日大三猛打13点4強!畔上が大会4人目6の6

[ 2011年4月1日 06:00 ]

<日大三・加古川北>7回無死、畔上は中前打を放つ

 第83回選抜高校野球第9日は31日、甲子園で準々決勝2試合を行い、昨春準優勝の日大三(東京)が初出場の加古川北(兵庫)に13―2で大勝。今秋ドラフト候補、畔上(あぜがみ)翔外野手(3年)が大会史上4人目となる1試合6安打を放ち、チームも大会史上2位タイの22安打と猛打をふるった。また、東北OBで元監督の若生正広監督(60)率いる九州国際大付は5―4で北海(北海道)に競り勝ち、春夏通じて初のベスト4入り。両校は2日の準決勝で激突する。

【試合結果】

 最後も快音をとどろかせた。5打数5安打で迎えた8回の第6打席。左打者の畔上は軽々と逆方向に打球を運び左越え三塁打。今大会で83回を数えるセンバツ史上、4人目となる1試合6安打の大会記録に並んだ。

 「投手の足元に強い打球を打ち返すことだけ考えていました。無心で打席に入れたのが良かったんだと思います」

 初回に中前打、2回に左前打と単打を重ねて勢いに乗った。4回には左中間二塁打、5、7回にも中前打を放つなど、6安打全てが中堅より左方向への打球。「監督から三塁ベンチに打球を打ち込むつもりで引きつけて打て、と言われていました」。スローカーブを駆使して2試合連続完封中だった加古川北・井上の球を、ギリギリまで体の近くに引きつけることで攻略した。打つだけではない。自らの単打で送球間に二塁を陥れる場面が実に3度もあった。

 祖父は元プロ野球投手。54年に高橋ユニオンズに在籍していた玉川照知朗だ。そのDNAを引き継ぐ畔上は「ど」が付くほどまじめな熱血主将だ。朝は5時30分に室内練習場に入る。全体練習後の自主練習では日付が変わるまでバットを振り続けることもある。入学直後から自主練習でコンビをともにする谷口は「畔上はいつも一生懸命練習してるから、監督と同じぐらい信頼されている」と証言する。

 グラウンド外でも常に野球のことで頭がいっぱいだ。趣味は読書で、野球関係の本を読みあさっている。特に阪神・金本の大ファンで著書「覚悟のすすめ」(発行元・角川書店)は何度も読み返した。「球が当たって痛いと言ったらケガになる、という部分が凄いと思いました」と話す。携帯型デジタル音楽プレーヤーに金本の動画を保存しているほどの心酔ぶりだ。

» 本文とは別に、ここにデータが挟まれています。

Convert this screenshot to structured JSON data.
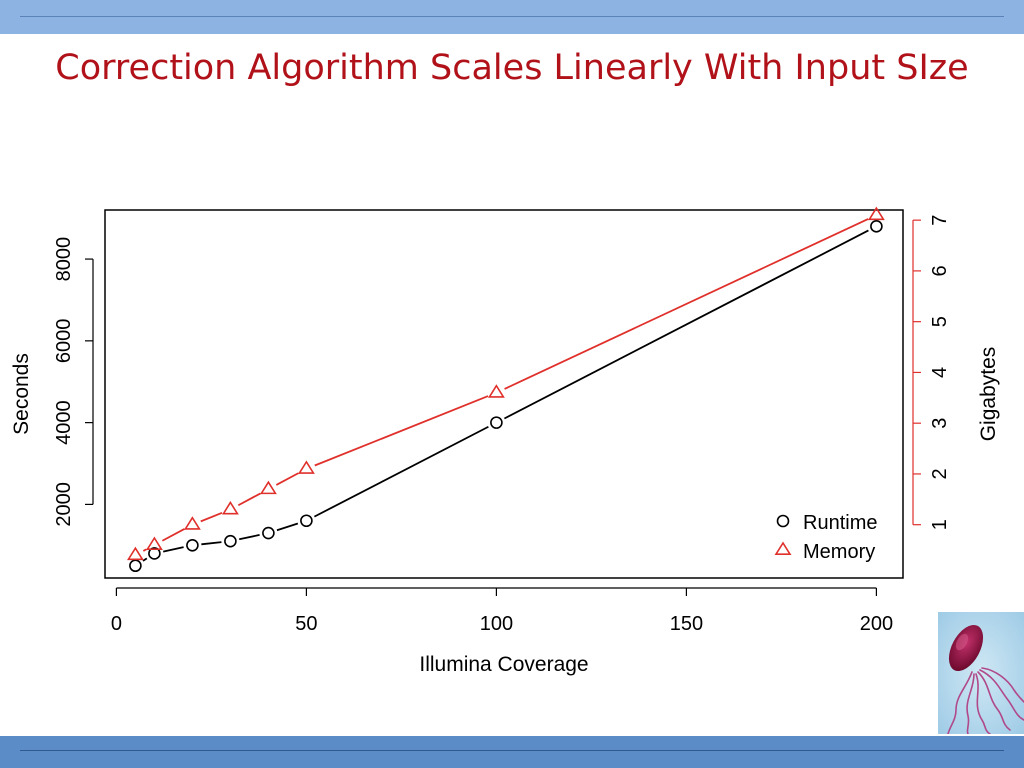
{
  "slide": {
    "title": "Correction Algorithm Scales Linearly With Input SIze",
    "colors": {
      "title": "#b1121a",
      "top_bar": "#8db3e2",
      "bottom_bar": "#5b8cc8"
    },
    "decoration": "bacterium-image"
  },
  "chart_data": {
    "type": "line",
    "title": "",
    "xlabel": "Illumina Coverage",
    "ylabel": "Seconds",
    "y2label": "Gigabytes",
    "xlim": [
      -3,
      207
    ],
    "ylim": [
      200,
      9200
    ],
    "y2lim": [
      -0.05,
      7.2
    ],
    "xticks": [
      0,
      50,
      100,
      150,
      200
    ],
    "yticks": [
      2000,
      4000,
      6000,
      8000
    ],
    "y2ticks": [
      1,
      2,
      3,
      4,
      5,
      6,
      7
    ],
    "grid": false,
    "legend_position": "bottom-right",
    "series": [
      {
        "name": "Runtime",
        "axis": "left",
        "unit": "Seconds",
        "marker": "circle",
        "color": "#000000",
        "x": [
          5,
          10,
          20,
          30,
          40,
          50,
          100,
          200
        ],
        "values": [
          500,
          800,
          1000,
          1100,
          1300,
          1600,
          4000,
          8800
        ]
      },
      {
        "name": "Memory",
        "axis": "right",
        "unit": "Gigabytes",
        "marker": "triangle",
        "color": "#e0302b",
        "x": [
          5,
          10,
          20,
          30,
          40,
          50,
          100,
          200
        ],
        "values": [
          0.4,
          0.6,
          1.0,
          1.3,
          1.7,
          2.1,
          3.6,
          7.1
        ]
      }
    ]
  }
}
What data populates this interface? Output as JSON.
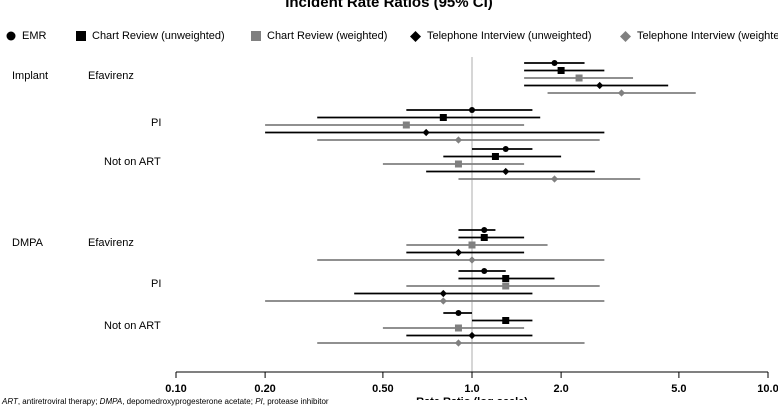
{
  "title": "Incident Rate Ratios (95% CI)",
  "legend": [
    {
      "label": "EMR",
      "color": "#000000",
      "shape": "circle"
    },
    {
      "label": "Chart Review (unweighted)",
      "color": "#000000",
      "shape": "square"
    },
    {
      "label": "Chart Review (weighted)",
      "color": "#808080",
      "shape": "square"
    },
    {
      "label": "Telephone Interview (unweighted)",
      "color": "#000000",
      "shape": "diamond"
    },
    {
      "label": "Telephone Interview (weighted)",
      "color": "#808080",
      "shape": "diamond"
    }
  ],
  "footnote": {
    "art_abbr": "ART",
    "art_text": ", antiretroviral therapy; ",
    "dmpa_abbr": "DMPA",
    "dmpa_text": ", depomedroxyprogesterone acetate; ",
    "pi_abbr": "PI",
    "pi_text": ", protease inhibitor"
  },
  "chart_data": {
    "type": "forest",
    "title": "Incident Rate Ratios (95% CI)",
    "xlabel": "Rate Ratio (log scale)",
    "xscale": "log",
    "xlim": [
      0.1,
      10.0
    ],
    "ticks": [
      0.1,
      0.2,
      0.5,
      1.0,
      2.0,
      5.0,
      10.0
    ],
    "tick_labels": [
      "0.10",
      "0.20",
      "0.50",
      "1.0",
      "2.0",
      "5.0",
      "10.0"
    ],
    "reference_line": 1.0,
    "series_order": [
      "EMR",
      "Chart Review (unweighted)",
      "Chart Review (weighted)",
      "Telephone Interview (unweighted)",
      "Telephone Interview (weighted)"
    ],
    "groups": [
      {
        "label": "Implant",
        "rows": [
          {
            "label": "Efavirenz",
            "estimates": [
              {
                "series": "EMR",
                "est": 1.9,
                "lo": 1.5,
                "hi": 2.4
              },
              {
                "series": "Chart Review (unweighted)",
                "est": 2.0,
                "lo": 1.5,
                "hi": 2.8
              },
              {
                "series": "Chart Review (weighted)",
                "est": 2.3,
                "lo": 1.5,
                "hi": 3.5
              },
              {
                "series": "Telephone Interview (unweighted)",
                "est": 2.7,
                "lo": 1.5,
                "hi": 4.6
              },
              {
                "series": "Telephone Interview (weighted)",
                "est": 3.2,
                "lo": 1.8,
                "hi": 5.7
              }
            ]
          },
          {
            "label": "PI",
            "estimates": [
              {
                "series": "EMR",
                "est": 1.0,
                "lo": 0.6,
                "hi": 1.6
              },
              {
                "series": "Chart Review (unweighted)",
                "est": 0.8,
                "lo": 0.3,
                "hi": 1.7
              },
              {
                "series": "Chart Review (weighted)",
                "est": 0.6,
                "lo": 0.2,
                "hi": 1.5
              },
              {
                "series": "Telephone Interview (unweighted)",
                "est": 0.7,
                "lo": 0.2,
                "hi": 2.8
              },
              {
                "series": "Telephone Interview (weighted)",
                "est": 0.9,
                "lo": 0.3,
                "hi": 2.7
              }
            ]
          },
          {
            "label": "Not on ART",
            "estimates": [
              {
                "series": "EMR",
                "est": 1.3,
                "lo": 1.0,
                "hi": 1.6
              },
              {
                "series": "Chart Review (unweighted)",
                "est": 1.2,
                "lo": 0.8,
                "hi": 2.0
              },
              {
                "series": "Chart Review (weighted)",
                "est": 0.9,
                "lo": 0.5,
                "hi": 1.5
              },
              {
                "series": "Telephone Interview (unweighted)",
                "est": 1.3,
                "lo": 0.7,
                "hi": 2.6
              },
              {
                "series": "Telephone Interview (weighted)",
                "est": 1.9,
                "lo": 0.9,
                "hi": 3.7
              }
            ]
          }
        ]
      },
      {
        "label": "DMPA",
        "rows": [
          {
            "label": "Efavirenz",
            "estimates": [
              {
                "series": "EMR",
                "est": 1.1,
                "lo": 0.9,
                "hi": 1.2
              },
              {
                "series": "Chart Review (unweighted)",
                "est": 1.1,
                "lo": 0.9,
                "hi": 1.5
              },
              {
                "series": "Chart Review (weighted)",
                "est": 1.0,
                "lo": 0.6,
                "hi": 1.8
              },
              {
                "series": "Telephone Interview (unweighted)",
                "est": 0.9,
                "lo": 0.6,
                "hi": 1.5
              },
              {
                "series": "Telephone Interview (weighted)",
                "est": 1.0,
                "lo": 0.3,
                "hi": 2.8
              }
            ]
          },
          {
            "label": "PI",
            "estimates": [
              {
                "series": "EMR",
                "est": 1.1,
                "lo": 0.9,
                "hi": 1.3
              },
              {
                "series": "Chart Review (unweighted)",
                "est": 1.3,
                "lo": 0.9,
                "hi": 1.9
              },
              {
                "series": "Chart Review (weighted)",
                "est": 1.3,
                "lo": 0.6,
                "hi": 2.7
              },
              {
                "series": "Telephone Interview (unweighted)",
                "est": 0.8,
                "lo": 0.4,
                "hi": 1.6
              },
              {
                "series": "Telephone Interview (weighted)",
                "est": 0.8,
                "lo": 0.2,
                "hi": 2.8
              }
            ]
          },
          {
            "label": "Not on ART",
            "estimates": [
              {
                "series": "EMR",
                "est": 0.9,
                "lo": 0.8,
                "hi": 1.0
              },
              {
                "series": "Chart Review (unweighted)",
                "est": 1.3,
                "lo": 1.0,
                "hi": 1.6
              },
              {
                "series": "Chart Review (weighted)",
                "est": 0.9,
                "lo": 0.5,
                "hi": 1.5
              },
              {
                "series": "Telephone Interview (unweighted)",
                "est": 1.0,
                "lo": 0.6,
                "hi": 1.6
              },
              {
                "series": "Telephone Interview (weighted)",
                "est": 0.9,
                "lo": 0.3,
                "hi": 2.4
              }
            ]
          }
        ]
      }
    ]
  }
}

 畔上が引っ張る打線は、毎回の先発全員安打で今大会最多の22安打をマーク。準優勝した昨年に続き2年連続で4強に進出した。小学5年生だった05年夏。神宮球場で西東京大会決勝の日大三―明大中野八王子戦を観戦して以来「日大三で甲子園に出て優勝する」ことが目標だった。そんな子供の頃からの夢があと2勝で実現する。

 ◆畔上 翔(あぜがみ・しょう)1993年(平5)5月20日、東京都生まれの17歳。小1で東京・両国セブンアローズに入部し野球を始める。中学では東京ベイボーイズで投手兼一塁手として活躍。全国大会に出場し、南関東選抜にも選ばれた。日大三では1年秋からベンチ入り。昨年のセンバツには7番左翼で出場し準優勝に貢献した。1メートル78、80キロ。左投げ左打ち。

 ≪センバツ史上2位の22安打≫日大三は今大会最多、センバツ史上2位タイとなる22安打。日大三が昨春1回戦の山形中央戦で記録した19安打の東京勢最多を更新した。同校では夏を含めても、01年1回戦の樟南(鹿児島)戦の21安打を上回る最多となった。

 ≪春史上4人目の6安打≫畔上が春夏を通じて最多タイ記録、春史上4人目の1試合6安打をマーク。夏は過去2人で、うち04年には日大三の松島がPL学園戦で記録している。畔上はこれで今大会9安打。過去3人が記録した大会最多安打13の更新も期待がかかる。

 ≪愛工大名電以来の2年連続4強≫日大三は準優勝の昨年に続く4強。2年連続4強入りは04年準優勝、05年優勝の愛工大名電以来。東京勢では日大三が71年優勝、72年準優勝して以来2度目。